Anak

Tidak ada seorang anakpun yang terlahir didunia atas kehendak dirinya sendiri, bila demikian siapa yang berkehendak disitu ?

Menjawab pertanyaan siapa yang berkehendak disini tentu harus dimulai dari proses sebab akibat sehingga si anak tersebut lahir didunia.
Sebab utama lahirnya si anak adalah karena kedua orangtuanya "berbuat" sehingga akibatnya si anak lahir.

Persoalannya, apakah perbuatan kedua orang tua tersebut "pasti" akan menyebabkan lahirnya si anak ?Jawabannya : "Tidak", karena apabila dua orang berlainan jenis tersebut "berbuat" maka setiap perbuatan tersebut "pasti" akan melahirkan seorang anak, tapi nyatanya tidak bukan?

Kalau begitu, kehendak kedua orang tua tersebut bukanlah suatu "hal mutlak" sebab lahirnya seorang anak, melainkan terdapat kekuatan atau hal lain yang "utama" yang menyebabkan hal tersebut. Sebab "utama" tersebut bagi kalangan beragama dan yang mempercayai Ketuhanan Yang Maha Esa difahami sebagai "Tuhan itu sendiri", artinya terdapat kehendak Tuhan atas lahirnya si anak tersebut.

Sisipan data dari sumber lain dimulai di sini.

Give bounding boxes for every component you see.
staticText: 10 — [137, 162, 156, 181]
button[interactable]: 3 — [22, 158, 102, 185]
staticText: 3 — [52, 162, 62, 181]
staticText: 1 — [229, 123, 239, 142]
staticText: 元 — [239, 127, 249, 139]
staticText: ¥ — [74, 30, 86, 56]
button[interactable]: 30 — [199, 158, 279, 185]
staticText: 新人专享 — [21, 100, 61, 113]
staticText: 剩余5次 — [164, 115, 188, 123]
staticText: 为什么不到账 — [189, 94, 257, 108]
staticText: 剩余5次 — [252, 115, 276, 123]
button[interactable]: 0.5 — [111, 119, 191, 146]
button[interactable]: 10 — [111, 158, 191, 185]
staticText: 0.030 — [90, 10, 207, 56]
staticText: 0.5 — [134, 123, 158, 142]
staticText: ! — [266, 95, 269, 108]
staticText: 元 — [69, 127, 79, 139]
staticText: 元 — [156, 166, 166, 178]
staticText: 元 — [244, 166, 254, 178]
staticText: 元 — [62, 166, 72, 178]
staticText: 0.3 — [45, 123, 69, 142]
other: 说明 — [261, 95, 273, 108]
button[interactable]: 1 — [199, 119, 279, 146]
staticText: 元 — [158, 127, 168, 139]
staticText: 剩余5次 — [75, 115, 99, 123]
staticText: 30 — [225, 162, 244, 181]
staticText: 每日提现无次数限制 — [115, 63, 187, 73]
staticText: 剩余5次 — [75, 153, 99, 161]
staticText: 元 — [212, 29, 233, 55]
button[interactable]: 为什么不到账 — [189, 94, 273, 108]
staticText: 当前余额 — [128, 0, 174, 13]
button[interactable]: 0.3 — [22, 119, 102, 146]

Hari berganti hari, tahun berganti tahun, hingga anak itu menginjak titik awal kedewasaan (ABG), mulailah ia berfikir dan bertanya pada diri sendiri "kenapa orang tua saya tidak adil dan terasa kejam kepada saya?", si anak merasa diperlakukan berbeda dengan saudara kandung lainnya dan lain sebagainya. Timbul kebencian-kebencian dan ketidaksukaan-ketidaksukaan tertentu terhadap orang tuanya, si anak mulai mengabaikan "budi baik" orang tua dan "asal" si anak ditutupi oleh segala perasaan yang berkecamuk didalam dirinya.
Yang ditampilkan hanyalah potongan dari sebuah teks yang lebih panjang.